Aslında sorun kitap değildi, bedenim haram kılınmış gibi geceleri uyuyamıyordu.Gündüzleri halının altına süpürdüğüm ne kadar düşünce varsa, güneş söndüğünde halının altından çıkıp, uykumu da içine alarak bir girdaba dönüyor ve ben o hızla dönen girdabın sesinden uyuyamıyordum.Yastığın her yanı çivi oluyordu, döndükçe bedenime rahat vermiyordu.

"Uykusuzluktan başıma kalacaksın bir gün. Kitaplar uykusuz bırakır biliyorum ama nedeni bu değil. Yorgunsun.Sadece kitaptan değil bu yorgunluk."Dedi Karan alkolü aldığım nefesi saç diplerime eserken.Karan duraksayarak yüzüme baktı. "Düşüncelerle savaşma kızıl.Kabullen"diyen Karan'ın telefonu çaldı, çaldı ama Karan açmadı."Çırpınmak çürümektir unutma. Zihninle savaşa girme, onlar yenerler."diyen Karan arkasını döndüğünde telefonunu kulağına götürürken yutkunarak geniş sırtına bakakalmıştım.

Karan nereden anlamıştı konunun kitap olmadığını?Yalan söylemiyordum evet kitap okuyordum ama yapabilecek başka bir şeyim olmadığından kitap okuyordum.

"Düşünceleri yenemiyorum.Çırpınıyorum, elimde değil. Keşke dediğin gibi yapabilsem."Avucumdaki bardağı sararak onun arkasından mutfağa geçtiğimde üstümdeki Karan'ın kazağının kolunu indirdim ve bir bacağı tezgaha yaslı Karan'a yaklaştım."Ne zaman geldin Karan?"Sesim çekingendi."Geldiğini duymadım da ondan soruyorum, yanlış anlama."

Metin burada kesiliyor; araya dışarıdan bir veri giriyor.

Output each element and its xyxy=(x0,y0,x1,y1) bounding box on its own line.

Kahve makinesine bakan, torba torba olmuş göz altların sahibi Karan yavaş, çok yavaş bir şekilde omzunun üstünden bana döndüğünde üstümdeki tekneden ayrılırken yanıma alıp, evde giydiğim kazağına baktı.Yerimde huzursuzca kıpırdandığımda, bir an Karan'ın kazağını giydiğim için pişman oldum ve tam o an Karan gözlerime çıktı aynı yavaşlıkla.

"Az önce geldim."Sesine dokunsam sesi bir anda infilak olur, her yana uykusuzluk düşerdi."Uyuyorsun diye ses yapmadım liseli.Ama görünen o ki buna gerek yokmuş."Karan Yağız Karael kahve makinesinin altındaki kahvesini aldı.